Mathieu Renault, docteur en philosophie politique et chercheur post doctoral à l'Université Paris Diderot présente ici une étude stimulante qui corrige les idées reçues sur la pensée de John Locke. Considéré par les philosophes et les scientifiques comme le père d'une pensée empirique développée en réaction contre le rationalisme de Descartes, John Locke est aussi le père d'une réflexion politique sur ce qu'une philosophie du libéralisme pourrait qualifier de 'juste impérialisme'.
Après Grotius (1583-1635), philosophe de la loi de nature et partisan de la liberté des mers, après Hobbes (1588-1679) dont les métaphores maritimes sont, autour du thème de son Leviathan, innombrables, Locke est, selon la démonstration de Renault, une des figures emblématiques du mercantilisme anglo-hollandais triomphant sur les mers. Chez lui, impérialisme économique et empirisme scientifique vont de pair. Fervent explorateur des connaissances, il est aussi partisan d'un libéralisme économique peu soucieux de la condition des esclaves et des pauvres.

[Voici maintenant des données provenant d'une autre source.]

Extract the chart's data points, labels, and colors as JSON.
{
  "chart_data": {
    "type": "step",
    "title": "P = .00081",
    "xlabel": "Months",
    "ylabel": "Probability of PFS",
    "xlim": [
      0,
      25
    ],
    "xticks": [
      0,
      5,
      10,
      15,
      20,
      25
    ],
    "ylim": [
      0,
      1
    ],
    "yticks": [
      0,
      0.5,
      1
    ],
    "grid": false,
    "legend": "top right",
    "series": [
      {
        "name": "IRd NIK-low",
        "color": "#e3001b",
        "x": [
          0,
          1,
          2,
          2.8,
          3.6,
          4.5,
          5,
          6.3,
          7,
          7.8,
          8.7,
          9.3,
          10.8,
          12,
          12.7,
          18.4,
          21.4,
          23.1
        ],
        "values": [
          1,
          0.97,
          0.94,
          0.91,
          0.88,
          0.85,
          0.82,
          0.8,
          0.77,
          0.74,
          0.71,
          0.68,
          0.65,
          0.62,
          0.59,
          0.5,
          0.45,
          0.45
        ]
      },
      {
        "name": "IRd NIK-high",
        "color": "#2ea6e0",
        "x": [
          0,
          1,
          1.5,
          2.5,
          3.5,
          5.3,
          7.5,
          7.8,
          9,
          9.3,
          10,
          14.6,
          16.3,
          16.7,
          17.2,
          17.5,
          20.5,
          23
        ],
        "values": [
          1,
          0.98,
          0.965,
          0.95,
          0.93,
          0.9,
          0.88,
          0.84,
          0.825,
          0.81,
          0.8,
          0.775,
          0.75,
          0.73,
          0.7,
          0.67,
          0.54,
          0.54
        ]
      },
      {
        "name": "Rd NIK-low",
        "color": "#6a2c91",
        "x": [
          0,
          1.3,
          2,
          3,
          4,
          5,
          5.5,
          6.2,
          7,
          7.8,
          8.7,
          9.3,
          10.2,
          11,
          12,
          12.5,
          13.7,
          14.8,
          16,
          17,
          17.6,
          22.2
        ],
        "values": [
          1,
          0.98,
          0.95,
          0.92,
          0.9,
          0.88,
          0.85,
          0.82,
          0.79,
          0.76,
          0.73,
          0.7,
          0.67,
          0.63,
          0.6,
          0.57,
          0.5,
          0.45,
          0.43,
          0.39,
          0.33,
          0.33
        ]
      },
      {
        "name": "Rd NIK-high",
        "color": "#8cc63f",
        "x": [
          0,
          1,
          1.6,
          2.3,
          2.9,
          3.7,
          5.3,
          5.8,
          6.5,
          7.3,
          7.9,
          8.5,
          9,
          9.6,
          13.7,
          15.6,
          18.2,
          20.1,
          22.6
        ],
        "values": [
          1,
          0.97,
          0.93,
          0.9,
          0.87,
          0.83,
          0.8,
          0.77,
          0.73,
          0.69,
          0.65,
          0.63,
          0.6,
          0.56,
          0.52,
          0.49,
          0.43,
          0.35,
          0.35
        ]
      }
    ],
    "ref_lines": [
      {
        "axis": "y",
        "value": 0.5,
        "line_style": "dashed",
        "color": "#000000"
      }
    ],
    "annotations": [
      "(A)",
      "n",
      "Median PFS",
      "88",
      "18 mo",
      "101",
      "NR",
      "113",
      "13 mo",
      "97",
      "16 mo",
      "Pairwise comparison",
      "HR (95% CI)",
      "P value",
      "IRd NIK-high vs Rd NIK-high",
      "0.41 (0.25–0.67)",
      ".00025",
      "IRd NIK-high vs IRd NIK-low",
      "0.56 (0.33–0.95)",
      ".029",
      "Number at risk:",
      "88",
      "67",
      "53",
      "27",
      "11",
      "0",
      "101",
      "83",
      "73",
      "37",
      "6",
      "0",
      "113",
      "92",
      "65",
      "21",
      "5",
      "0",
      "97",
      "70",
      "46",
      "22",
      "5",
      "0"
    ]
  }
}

Secrétaire des Lords propriétaires de Caroline, fonction qu'il exerce dès 1668, Locke participe à la rédaction de la première constitution de cet État. Pour lui, comme plus tard pour Adam Smith ou Stuart Mill, libéralisme et impérialisme sont étroitement liés. Dans son vocabulaire, le mot empirisme ne qualifie pas seulement une méthode scientifique inductive, mais aussi une recherche de l'efficacité menée selon la loi souvent inexorable du 'matter of fact'. Dès 1672, Locke devient détenteur d'actions de la Royal African Company, spécialisée dans la traite des esclaves, puis propriétaire non résident de terres et d'esclaves en Caroline du Sud.

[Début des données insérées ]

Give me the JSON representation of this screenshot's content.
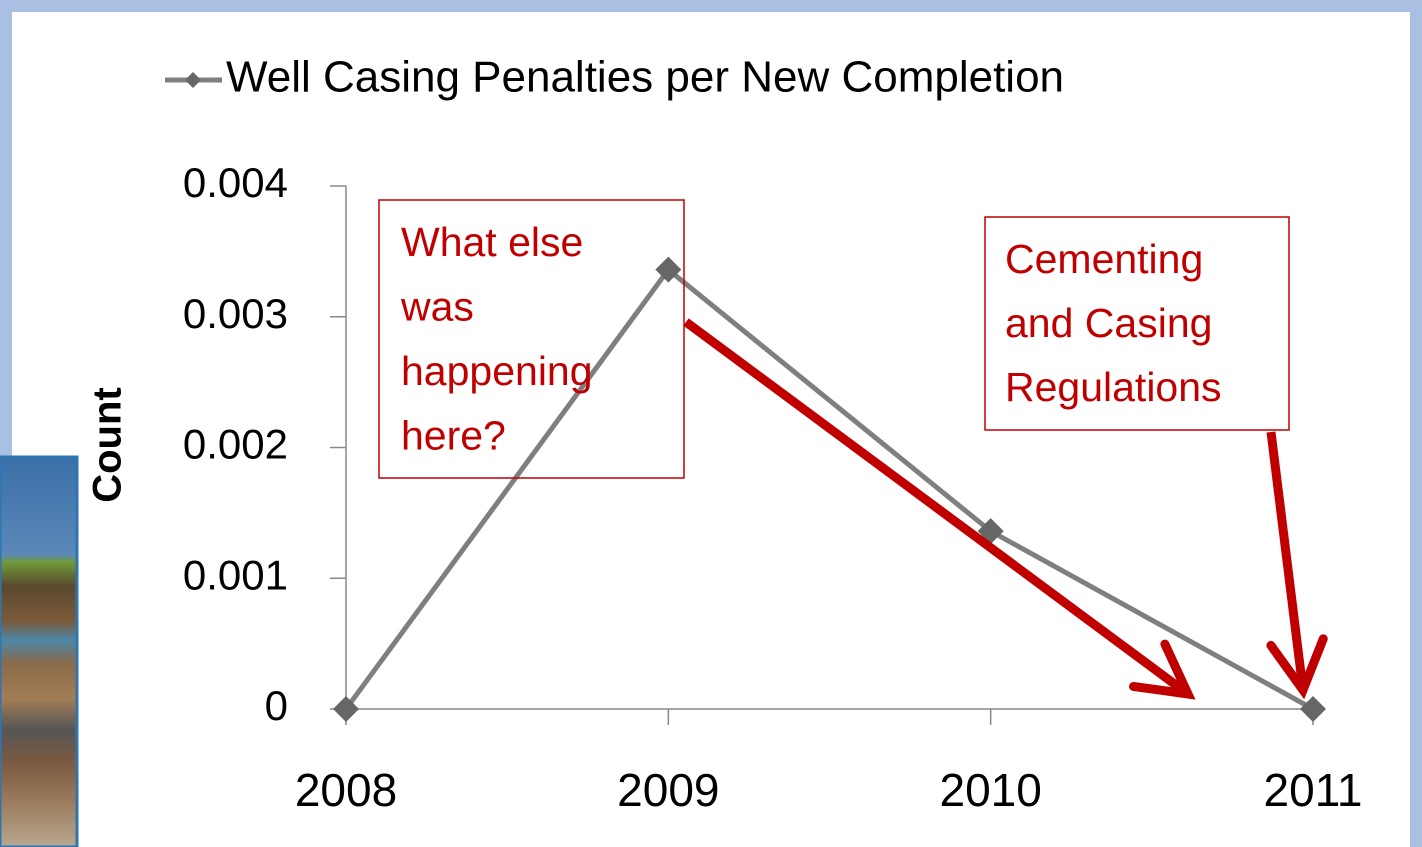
{
  "chart_data": {
    "type": "line",
    "categories": [
      "2008",
      "2009",
      "2010",
      "2011"
    ],
    "series": [
      {
        "name": "Well Casing Penalties per New Completion",
        "color": "#7f7f7f",
        "marker_color": "#666666",
        "values": [
          0,
          0.00336,
          0.00136,
          0
        ]
      }
    ],
    "ylabel": "Count",
    "ylim": [
      0,
      0.004
    ],
    "yticks": [
      0,
      0.001,
      0.002,
      0.003,
      0.004
    ],
    "legend": "top",
    "annotations": [
      {
        "lines": [
          "What else",
          "was",
          "happening",
          "here?"
        ],
        "color": "#c00000"
      },
      {
        "lines": [
          "Cementing",
          "and Casing",
          "Regulations"
        ],
        "color": "#c00000"
      }
    ]
  }
}
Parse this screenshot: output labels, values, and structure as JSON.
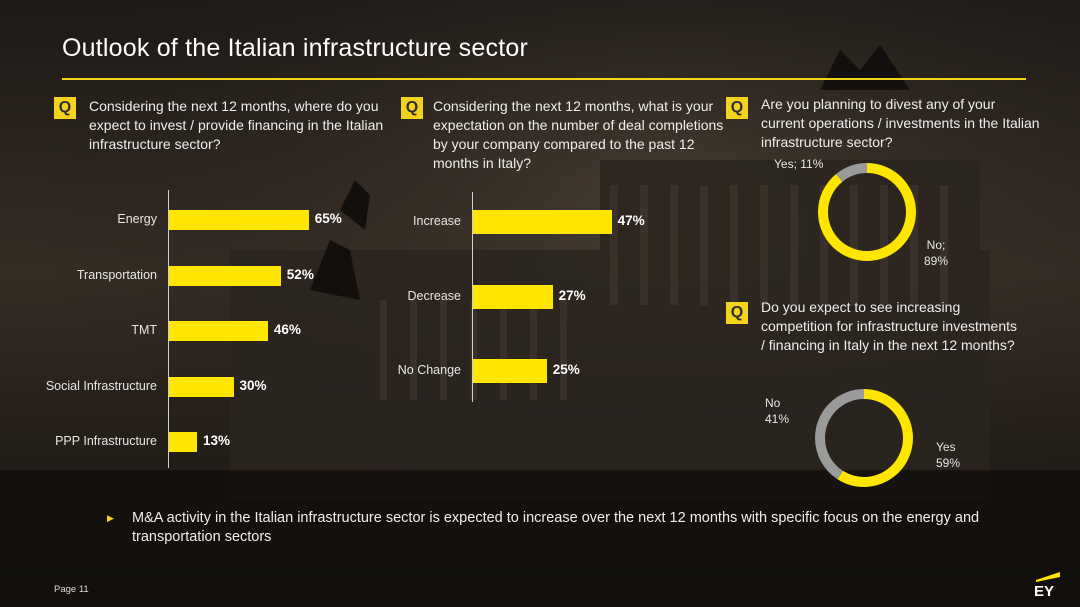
{
  "title": "Outlook of the Italian infrastructure sector",
  "q_label": "Q",
  "questions": {
    "invest": "Considering the next 12 months, where do you expect to invest / provide financing in the Italian infrastructure sector?",
    "deals": "Considering the next 12 months, what is your expectation on the number of deal completions by your company compared to the past 12 months in Italy?",
    "divest": "Are you planning to divest any of your current operations / investments in the Italian infrastructure sector?",
    "competition": "Do you expect to see increasing competition for infrastructure investments / financing in Italy in the next 12 months?"
  },
  "bullet": "M&A activity in the Italian infrastructure sector is expected to increase over the next 12 months with specific focus on the energy and transportation sectors",
  "footer": {
    "page": "Page 11",
    "logo": "EY"
  },
  "colors": {
    "accent": "#ffe600",
    "rule": "#f3d31b",
    "donut_rest": "#9a9a9a",
    "text": "#ffffff"
  },
  "chart_data": [
    {
      "type": "bar",
      "orientation": "horizontal",
      "categories": [
        "Energy",
        "Transportation",
        "TMT",
        "Social Infrastructure",
        "PPP Infrastructure"
      ],
      "values": [
        65,
        52,
        46,
        30,
        13
      ],
      "value_labels": [
        "65%",
        "52%",
        "46%",
        "30%",
        "13%"
      ],
      "unit": "%"
    },
    {
      "type": "bar",
      "orientation": "horizontal",
      "categories": [
        "Increase",
        "Decrease",
        "No Change"
      ],
      "values": [
        47,
        27,
        25
      ],
      "value_labels": [
        "47%",
        "27%",
        "25%"
      ],
      "unit": "%"
    },
    {
      "type": "pie",
      "donut": true,
      "slices": [
        {
          "label": "Yes; 11%",
          "value": 11
        },
        {
          "label_lines": [
            "No;",
            "89%"
          ],
          "value": 89
        }
      ]
    },
    {
      "type": "pie",
      "donut": true,
      "slices": [
        {
          "label_lines": [
            "Yes",
            "59%"
          ],
          "value": 59
        },
        {
          "label_lines": [
            "No",
            "41%"
          ],
          "value": 41
        }
      ]
    }
  ]
}
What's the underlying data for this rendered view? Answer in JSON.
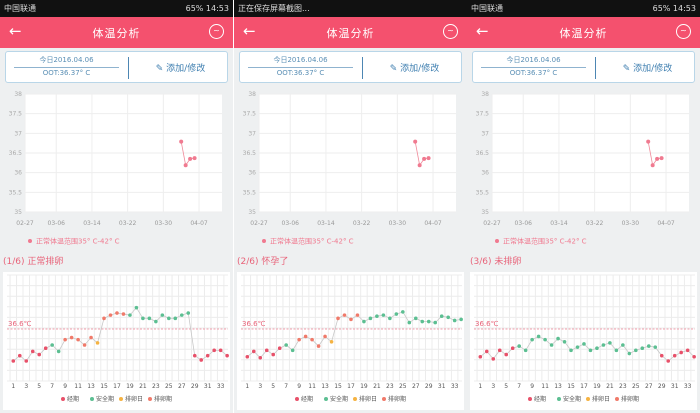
{
  "colors": {
    "accent": "#f4516e",
    "period": "#e8516a",
    "safe": "#5cbf92",
    "ovulation_day": "#f5b342",
    "ovulation_period": "#f07a6a"
  },
  "panels": [
    {
      "status": {
        "left": "中国联通",
        "right": "65% 14:53"
      },
      "header": {
        "title": "体温分析"
      },
      "card": {
        "today": "今日2016.04.06",
        "oot": "OOT:36.37° C",
        "edit": "添加/修改"
      },
      "section_title": "(1/6) 正常排卵",
      "temps": [
        36.3,
        36.35,
        36.3,
        36.39,
        36.36,
        36.42,
        36.45,
        36.39,
        36.5,
        36.52,
        36.5,
        36.45,
        36.52,
        36.47,
        36.7,
        36.73,
        36.75,
        36.74,
        36.73,
        36.8,
        36.7,
        36.7,
        36.67,
        36.73,
        36.7,
        36.7,
        36.73,
        36.75,
        36.35,
        36.31,
        36.35,
        36.4,
        36.4,
        36.35
      ],
      "phases": "PPPPPPSSOOOOODOOOOSSSSSSSSSSPPPPPP"
    },
    {
      "status": {
        "left": "正在保存屏幕截图...",
        "right": ""
      },
      "header": {
        "title": "体温分析"
      },
      "card": {
        "today": "今日2016.04.06",
        "oot": "OOT:36.37° C",
        "edit": "添加/修改"
      },
      "section_title": "(2/6) 怀孕了",
      "temps": [
        36.34,
        36.39,
        36.33,
        36.4,
        36.36,
        36.42,
        36.45,
        36.4,
        36.5,
        36.53,
        36.5,
        36.44,
        36.53,
        36.48,
        36.7,
        36.73,
        36.69,
        36.73,
        36.67,
        36.7,
        36.72,
        36.73,
        36.7,
        36.74,
        36.76,
        36.66,
        36.7,
        36.67,
        36.67,
        36.66,
        36.72,
        36.71,
        36.68,
        36.69
      ],
      "phases": "PPPPPPSSOOOOODOOOOSSSSSSSSSSSSSSSS"
    },
    {
      "status": {
        "left": "中国联通",
        "right": "65% 14:53"
      },
      "header": {
        "title": "体温分析"
      },
      "card": {
        "today": "今日2016.04.06",
        "oot": "OOT:36.37° C",
        "edit": "添加/修改"
      },
      "section_title": "(3/6) 未排卵",
      "temps": [
        36.34,
        36.39,
        36.32,
        36.4,
        36.36,
        36.42,
        36.44,
        36.4,
        36.5,
        36.53,
        36.5,
        36.45,
        36.51,
        36.48,
        36.4,
        36.43,
        36.46,
        36.4,
        36.42,
        36.45,
        36.47,
        36.4,
        36.45,
        36.37,
        36.4,
        36.42,
        36.44,
        36.43,
        36.35,
        36.3,
        36.35,
        36.38,
        36.4,
        36.34
      ],
      "phases": "PPPPPPSSSSSSSSSSSSSSSSSSSSSSPPPPPP"
    }
  ],
  "top_chart": {
    "type": "line",
    "y_ticks": [
      "38",
      "37.5",
      "37",
      "36.5",
      "36",
      "35.5",
      "35"
    ],
    "ylim": [
      35,
      38
    ],
    "x_ticks": [
      "02-27",
      "03-06",
      "03-14",
      "03-22",
      "03-30",
      "04-07"
    ],
    "points": [
      {
        "date": "04-03",
        "temp": 36.79
      },
      {
        "date": "04-04",
        "temp": 36.19
      },
      {
        "date": "04-05",
        "temp": 36.35
      },
      {
        "date": "04-06",
        "temp": 36.37
      }
    ],
    "legend": "正常体温范围35° C-42° C"
  },
  "cycle_chart": {
    "type": "line",
    "reference_label": "36.6℃",
    "reference": 36.6,
    "x_ticks": [
      "1",
      "3",
      "5",
      "7",
      "9",
      "11",
      "13",
      "15",
      "17",
      "19",
      "21",
      "23",
      "25",
      "27",
      "29",
      "31",
      "33"
    ],
    "legend": [
      {
        "key": "P",
        "label": "经期"
      },
      {
        "key": "S",
        "label": "安全期"
      },
      {
        "key": "D",
        "label": "排卵日"
      },
      {
        "key": "O",
        "label": "排卵期"
      }
    ]
  }
}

Le livre de Renault rappelle opportunément que la réflexion sur l'état de nature est, à la fin du XVIIe siècle, profondément conditionnée par une exploration géopolitique des populations encore soumises à cet état de nature, en particulier des 'Nègres' originaires des différentes nations africaines et des Indiens d'Amérique. L'état de nature tel qu'il était pensé au Moyen Âge puis dans le sillage de la controverse de Valladolid est donc, chez Locke, réinterprété à la lumière d'une pensée coloniale de type mercantiliste qui instaure une hiérarchie fondée, non plus tant sur la race, mais sur l'accès aux connaissances et à l'argent. Dans cet esprit, le pauvre européen, l'engagé qui aliène volontairement sa liberté pour payer son voyage effectué dans des conditions d'insalubrité voisines de celles de la traite négrière, n'est guère plus à envier que l'esclave lui-même.

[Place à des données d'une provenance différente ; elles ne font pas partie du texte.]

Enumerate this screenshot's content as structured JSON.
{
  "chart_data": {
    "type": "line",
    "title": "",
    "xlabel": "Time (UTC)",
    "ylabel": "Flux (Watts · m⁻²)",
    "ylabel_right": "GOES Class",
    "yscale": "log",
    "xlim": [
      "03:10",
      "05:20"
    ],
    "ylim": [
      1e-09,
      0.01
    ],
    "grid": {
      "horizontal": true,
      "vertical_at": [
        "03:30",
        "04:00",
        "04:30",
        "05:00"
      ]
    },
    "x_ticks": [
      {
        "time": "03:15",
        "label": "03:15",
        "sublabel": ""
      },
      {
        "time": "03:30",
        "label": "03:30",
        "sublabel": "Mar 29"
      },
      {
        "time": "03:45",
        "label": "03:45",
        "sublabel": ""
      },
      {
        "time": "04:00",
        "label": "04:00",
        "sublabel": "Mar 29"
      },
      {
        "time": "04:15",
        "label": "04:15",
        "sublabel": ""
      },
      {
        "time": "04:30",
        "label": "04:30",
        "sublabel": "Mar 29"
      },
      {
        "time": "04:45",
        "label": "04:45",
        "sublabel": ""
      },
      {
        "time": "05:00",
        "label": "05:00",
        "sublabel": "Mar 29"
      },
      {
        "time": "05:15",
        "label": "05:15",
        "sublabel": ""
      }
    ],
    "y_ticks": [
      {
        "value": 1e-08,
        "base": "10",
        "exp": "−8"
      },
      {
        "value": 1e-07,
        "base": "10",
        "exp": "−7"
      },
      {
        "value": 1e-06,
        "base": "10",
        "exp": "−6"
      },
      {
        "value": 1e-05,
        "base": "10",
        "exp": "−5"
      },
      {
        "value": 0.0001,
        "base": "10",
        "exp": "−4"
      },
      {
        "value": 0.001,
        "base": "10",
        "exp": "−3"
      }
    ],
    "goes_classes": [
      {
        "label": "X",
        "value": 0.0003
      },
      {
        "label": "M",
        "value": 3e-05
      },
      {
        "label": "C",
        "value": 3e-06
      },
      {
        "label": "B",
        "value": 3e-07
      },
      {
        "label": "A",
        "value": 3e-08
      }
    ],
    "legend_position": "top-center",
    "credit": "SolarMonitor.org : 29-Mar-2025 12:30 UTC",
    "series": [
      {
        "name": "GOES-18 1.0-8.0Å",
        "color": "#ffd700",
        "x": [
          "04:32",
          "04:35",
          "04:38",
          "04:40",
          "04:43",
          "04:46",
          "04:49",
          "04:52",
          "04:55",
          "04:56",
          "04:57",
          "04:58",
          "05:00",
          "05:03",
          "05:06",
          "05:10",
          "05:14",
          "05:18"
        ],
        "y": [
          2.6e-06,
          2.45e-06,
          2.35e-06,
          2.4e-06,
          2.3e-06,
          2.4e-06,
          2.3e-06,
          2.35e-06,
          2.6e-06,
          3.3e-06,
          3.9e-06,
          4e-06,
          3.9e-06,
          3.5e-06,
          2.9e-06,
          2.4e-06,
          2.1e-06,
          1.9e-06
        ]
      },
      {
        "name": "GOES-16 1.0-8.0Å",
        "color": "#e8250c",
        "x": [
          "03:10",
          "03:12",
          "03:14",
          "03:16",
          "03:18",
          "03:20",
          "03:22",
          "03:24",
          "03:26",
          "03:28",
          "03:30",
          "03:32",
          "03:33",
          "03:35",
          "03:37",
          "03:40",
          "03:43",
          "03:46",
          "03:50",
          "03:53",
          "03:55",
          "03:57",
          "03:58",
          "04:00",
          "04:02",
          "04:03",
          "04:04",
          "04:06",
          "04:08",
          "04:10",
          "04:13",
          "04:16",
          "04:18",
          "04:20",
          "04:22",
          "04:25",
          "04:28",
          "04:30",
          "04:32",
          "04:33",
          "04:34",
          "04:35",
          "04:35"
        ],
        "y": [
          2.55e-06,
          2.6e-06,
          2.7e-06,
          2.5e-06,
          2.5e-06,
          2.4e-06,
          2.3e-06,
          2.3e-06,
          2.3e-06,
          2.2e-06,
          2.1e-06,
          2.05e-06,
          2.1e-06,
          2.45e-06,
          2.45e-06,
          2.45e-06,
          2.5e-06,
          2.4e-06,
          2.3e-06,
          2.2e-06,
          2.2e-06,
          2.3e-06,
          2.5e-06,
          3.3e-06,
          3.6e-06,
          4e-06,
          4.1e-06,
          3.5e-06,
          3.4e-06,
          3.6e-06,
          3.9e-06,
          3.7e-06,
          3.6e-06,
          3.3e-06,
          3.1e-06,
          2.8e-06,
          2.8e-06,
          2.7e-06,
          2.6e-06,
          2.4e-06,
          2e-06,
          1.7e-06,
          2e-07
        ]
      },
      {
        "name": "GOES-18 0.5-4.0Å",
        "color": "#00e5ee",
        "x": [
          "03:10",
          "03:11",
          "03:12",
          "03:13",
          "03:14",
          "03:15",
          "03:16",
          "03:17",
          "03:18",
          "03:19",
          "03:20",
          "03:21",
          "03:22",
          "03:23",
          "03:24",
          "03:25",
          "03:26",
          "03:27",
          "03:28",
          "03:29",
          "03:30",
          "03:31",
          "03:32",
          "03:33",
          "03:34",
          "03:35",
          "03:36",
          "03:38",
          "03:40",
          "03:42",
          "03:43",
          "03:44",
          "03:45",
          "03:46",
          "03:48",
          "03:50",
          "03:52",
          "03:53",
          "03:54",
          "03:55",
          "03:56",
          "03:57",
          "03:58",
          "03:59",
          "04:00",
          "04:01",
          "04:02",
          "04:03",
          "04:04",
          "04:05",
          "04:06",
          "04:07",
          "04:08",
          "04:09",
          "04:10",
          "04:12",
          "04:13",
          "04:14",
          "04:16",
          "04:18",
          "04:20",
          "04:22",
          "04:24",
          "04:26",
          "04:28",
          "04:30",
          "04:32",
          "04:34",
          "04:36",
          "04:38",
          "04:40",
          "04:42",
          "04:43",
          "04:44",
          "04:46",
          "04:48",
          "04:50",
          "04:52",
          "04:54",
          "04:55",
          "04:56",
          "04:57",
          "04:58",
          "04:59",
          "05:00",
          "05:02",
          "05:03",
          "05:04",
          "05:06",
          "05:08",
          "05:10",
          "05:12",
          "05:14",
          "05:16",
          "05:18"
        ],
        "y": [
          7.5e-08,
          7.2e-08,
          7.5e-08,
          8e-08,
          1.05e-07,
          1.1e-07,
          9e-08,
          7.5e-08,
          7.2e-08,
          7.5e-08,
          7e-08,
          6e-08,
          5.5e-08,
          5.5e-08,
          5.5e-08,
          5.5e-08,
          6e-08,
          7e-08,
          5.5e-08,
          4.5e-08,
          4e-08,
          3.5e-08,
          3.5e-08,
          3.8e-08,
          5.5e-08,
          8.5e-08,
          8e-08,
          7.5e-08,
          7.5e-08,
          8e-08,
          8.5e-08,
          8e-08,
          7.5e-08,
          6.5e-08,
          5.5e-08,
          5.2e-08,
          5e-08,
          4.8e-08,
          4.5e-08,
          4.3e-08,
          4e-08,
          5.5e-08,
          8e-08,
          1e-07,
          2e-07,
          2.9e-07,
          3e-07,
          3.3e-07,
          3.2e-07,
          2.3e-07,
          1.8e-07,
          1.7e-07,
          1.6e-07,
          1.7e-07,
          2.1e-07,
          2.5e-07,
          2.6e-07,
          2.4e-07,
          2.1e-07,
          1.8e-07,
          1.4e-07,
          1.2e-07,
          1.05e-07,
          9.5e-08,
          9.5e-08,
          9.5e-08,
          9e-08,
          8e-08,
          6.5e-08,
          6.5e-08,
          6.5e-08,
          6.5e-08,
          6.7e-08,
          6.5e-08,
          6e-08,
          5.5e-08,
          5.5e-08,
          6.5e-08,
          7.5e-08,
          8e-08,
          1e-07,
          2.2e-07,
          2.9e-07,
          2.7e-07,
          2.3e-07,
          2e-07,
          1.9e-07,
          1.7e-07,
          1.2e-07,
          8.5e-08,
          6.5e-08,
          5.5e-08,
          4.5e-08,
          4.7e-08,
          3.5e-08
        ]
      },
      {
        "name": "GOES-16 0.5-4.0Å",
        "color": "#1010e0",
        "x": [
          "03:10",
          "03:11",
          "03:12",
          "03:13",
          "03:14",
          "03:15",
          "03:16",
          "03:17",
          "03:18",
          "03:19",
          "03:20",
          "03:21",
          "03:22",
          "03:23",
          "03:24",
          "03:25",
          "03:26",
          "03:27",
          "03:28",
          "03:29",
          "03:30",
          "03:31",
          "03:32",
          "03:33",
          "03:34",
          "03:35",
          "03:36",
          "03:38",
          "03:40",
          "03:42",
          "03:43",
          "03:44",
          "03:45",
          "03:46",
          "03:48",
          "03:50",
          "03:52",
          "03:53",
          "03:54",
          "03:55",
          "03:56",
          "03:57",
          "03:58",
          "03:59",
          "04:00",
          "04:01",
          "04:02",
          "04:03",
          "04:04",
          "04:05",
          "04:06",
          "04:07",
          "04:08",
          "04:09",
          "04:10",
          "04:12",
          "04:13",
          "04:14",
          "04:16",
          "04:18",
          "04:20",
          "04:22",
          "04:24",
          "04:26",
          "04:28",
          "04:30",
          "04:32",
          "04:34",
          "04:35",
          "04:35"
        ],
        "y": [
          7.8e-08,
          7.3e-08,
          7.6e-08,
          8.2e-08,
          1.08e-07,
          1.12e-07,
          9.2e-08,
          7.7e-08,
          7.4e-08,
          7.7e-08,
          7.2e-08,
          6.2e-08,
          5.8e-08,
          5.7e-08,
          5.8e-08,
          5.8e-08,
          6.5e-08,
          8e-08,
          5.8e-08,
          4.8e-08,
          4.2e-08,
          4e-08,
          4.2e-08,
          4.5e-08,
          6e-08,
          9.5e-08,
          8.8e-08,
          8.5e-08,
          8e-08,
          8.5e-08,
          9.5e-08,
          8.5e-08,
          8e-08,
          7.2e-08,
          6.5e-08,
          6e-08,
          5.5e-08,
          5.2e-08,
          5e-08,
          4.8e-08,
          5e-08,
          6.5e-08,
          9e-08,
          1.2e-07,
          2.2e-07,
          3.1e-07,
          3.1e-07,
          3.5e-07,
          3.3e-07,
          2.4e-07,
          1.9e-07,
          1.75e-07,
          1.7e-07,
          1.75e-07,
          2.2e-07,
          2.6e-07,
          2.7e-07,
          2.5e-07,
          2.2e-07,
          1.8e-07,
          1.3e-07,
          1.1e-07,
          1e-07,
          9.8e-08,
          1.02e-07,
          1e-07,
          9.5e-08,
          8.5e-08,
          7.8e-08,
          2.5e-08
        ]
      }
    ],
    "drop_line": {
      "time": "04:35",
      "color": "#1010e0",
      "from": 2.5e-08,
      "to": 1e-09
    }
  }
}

Dans son fameux Essai sur l'Entendement humain publié en 1689, année-même de la glorieuse révolution anglaise, Locke développe également une pensée directement commandée par les métaphores maritimes qui dominent à son époque. Pour se diriger dans "le grand océan de la connaissance", il faut commencer par 'tempérer l'esprit d'aventure', 'rétrécir notre questionnement' et lui 'fixer des limites'. Donc, d'une certaine façon, imposer des bornes à l'exploration, 'limiter les sondages en plaçant la sonde dans les endroits où la sonde lui est nécessaire' et empêcher la pensée de se précipiter sur les hauts-fonds où elle risque de s'échouer '. Chez Locke, la navigation s'offre en quelque sorte comme un paradigme des opérations de l'entendement humain. Voilà pourquoi, selon lui, la connaissance de la géographie est un préalable qui doit être enseigné aux enfants pour leur permettre de distinguer le nécessaire de l'accessoire, mais aussi les choses dont Dieu est le créateur et celles qui proviennent de l'intelligence humaine (en particulier les mathématiques et leur corollaire mercantiliste, la monnaie).
Au total, Renault présente ici une étude à la fois stimulante et convaincante qui aide, de nos jours encore, à comprendre la philosophie originelle des écoles économiques anglo-saxonnes, son efficacité, ses limites mais aussi les raisons de la fascination qu'elle exerce sur une jeunesse éduquée dans le culte d'une croissance exploitable et pourtant infinie.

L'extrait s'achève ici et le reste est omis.